O peso político do nome

Para quem ouvia esta história em Israel, "Babel" não era arqueologia. Entre 605 e 539 antes de Cristo, o império neobabilônico dominou o Oriente Próximo: em 597 Jerusalém foi tomada; em 586 caiu de vez, o Templo de Salomão foi incendiado e a elite de Judá foi deportada. A Babilônia foi, para a fé de Israel, a maior catástrofe da sua história — e, ao mesmo tempo, o maior esplendor humano que aqueles exilados já tinham visto.

Muitos estudiosos propõem, com bons argumentos, que o relato da torre chegou à sua forma atual num período em que a Babilônia era essa realidade política concreta, funcionando como crítica ao império. A resposta do texto é demolidora: aquela cidade não é a porta do céu, é o lugar onde Deus embaralhou a fala dos homens. Não é possível provar a data de composição, e a polêmica funcionaria tanto num período antigo quanto no exílio — mas o alvo do sarcasmo é claro, e ele é imperial.

O paralelo mesopotâmico

Existe um texto sumério que sempre entra nessa discussão, e é honesto trazê-lo: "Enmerkar e o senhor de Aratta", cujas cópias conhecidas são de cerca de 1800 antes de Cristo. Num trecho chamado "o encantamento de Nudimmud", o poema fala de um tempo sem medo em que todas as terras se dirigiriam ao deus Enlil "numa só língua", e do deus Enki mudando a fala na boca dos homens.

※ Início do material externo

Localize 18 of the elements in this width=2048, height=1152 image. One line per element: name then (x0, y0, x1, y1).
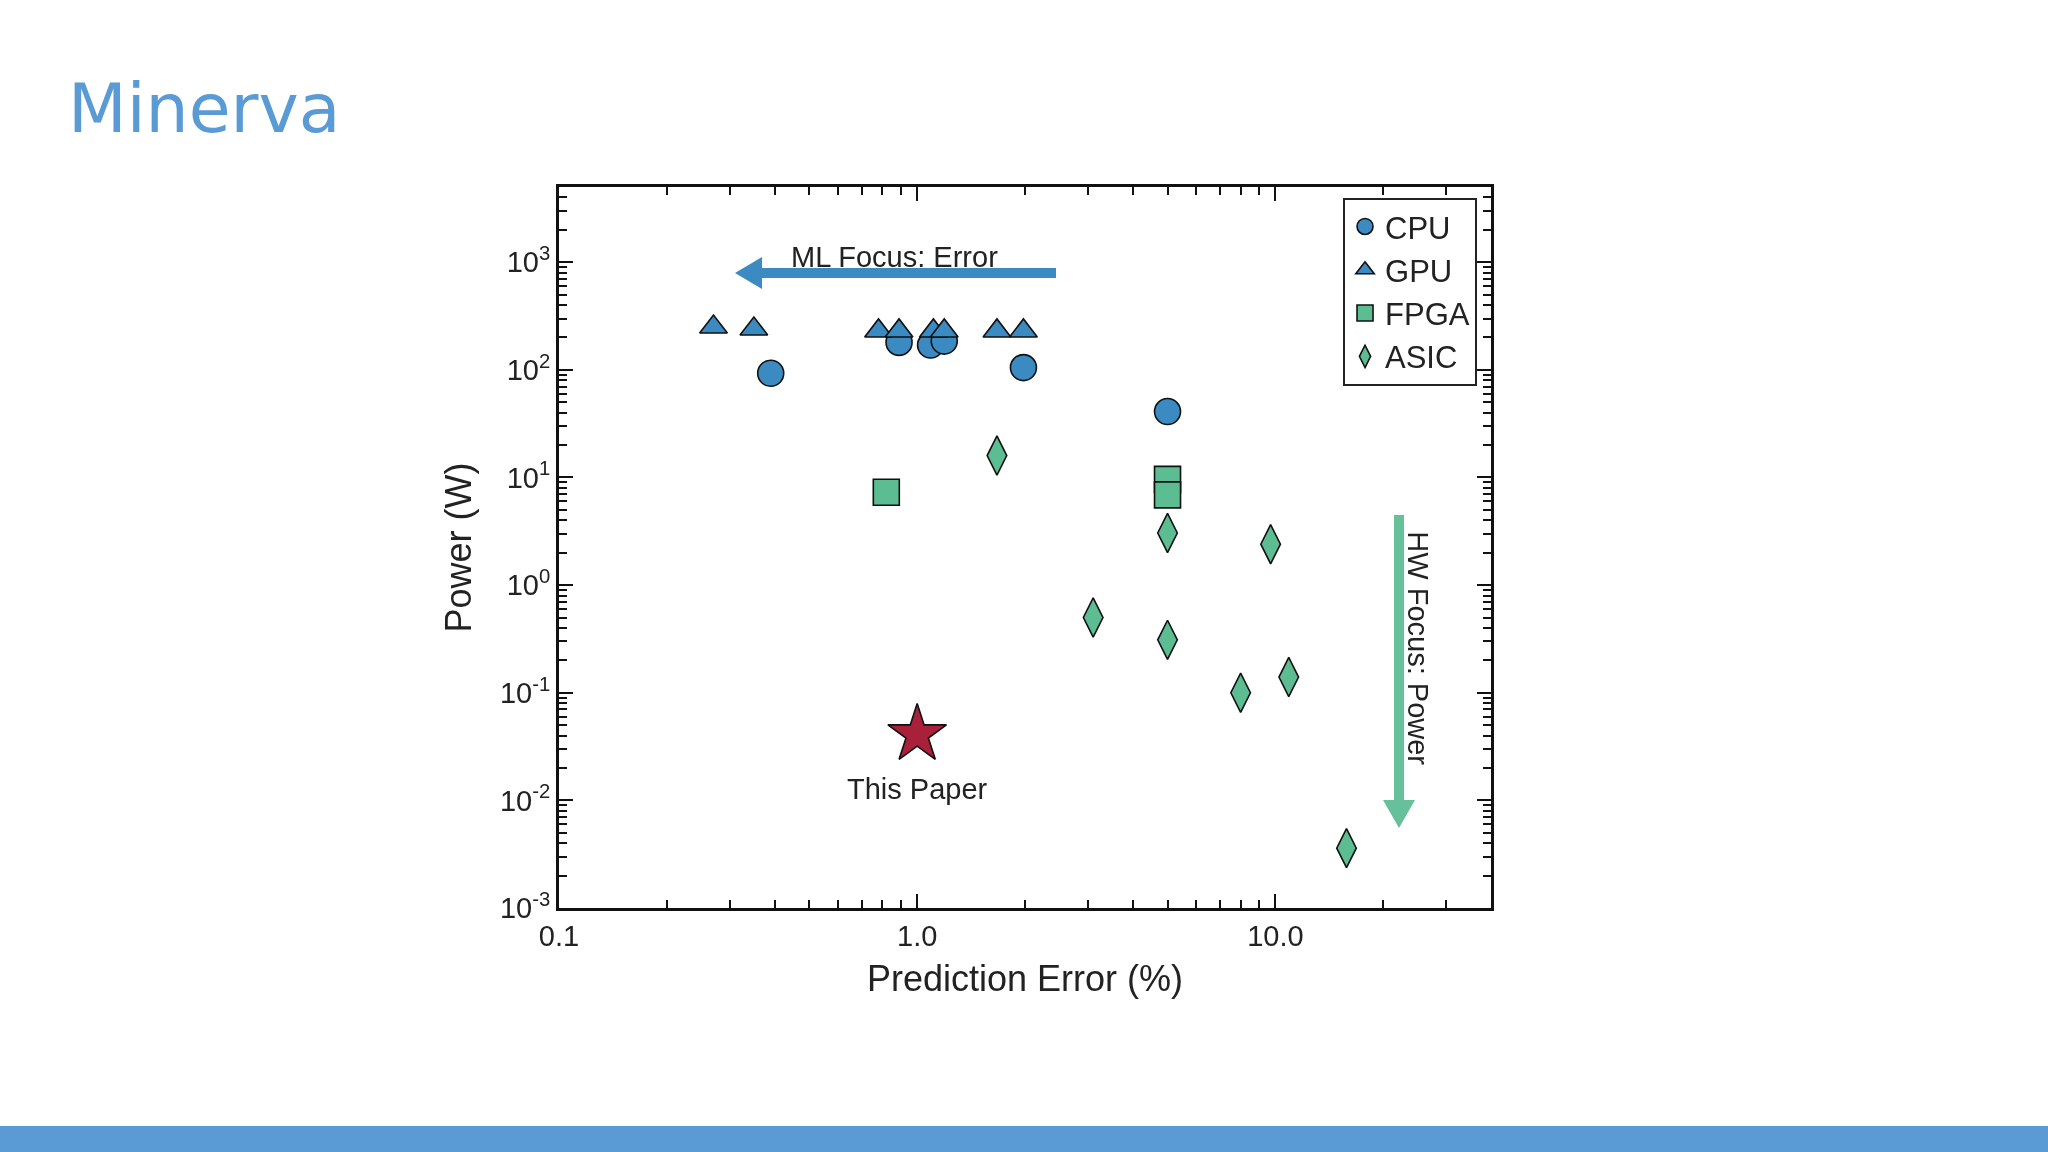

O paralelo é real e discutido a sério. Mas três coisas precisam ser ditas. Primeira: até o sentido do trecho sumério é disputado — traduções antigas o leem como a destruição de uma unidade linguística passada; as recentes, ao contrário, como um pedido para que no futuro todos os povos falem uma só língua. Segunda: não há prova de dependência literária entre esse poema e Gênesis. Terceira: mesmo que houvesse relação, a direção da influência seria debatida. O honesto é dizer que o tema circulava na Mesopotâmia e que Gênesis dialoga com o mundo em que nasceu — sem virar "a Bíblia copiou", conclusão que as evidências não sustentam.

3. Análise Teológica do Versículo

"Por isso ela foi chamada Babel"

O nome "Babel" deriva da palavra hebraica balal, que significa confundir ou misturar. Essa etimologia é significativa, pois se relaciona diretamente com o acontecimento de Deus confundir as línguas. Babel é frequentemente associada à Babilônia, uma cidade que mais tarde se torna símbolo do orgulho humano e da rebelião contra Deus. A narrativa da Torre de Babel prepara o terreno para um tema bíblico que se repete: as tentativas humanas de alcançar o estatuto divino, sempre frustradas por Deus. Esse tema ecoa na história da Babilônia de Nabucodonosor, no livro de Daniel, e na Babilônia simbólica do Apocalipse.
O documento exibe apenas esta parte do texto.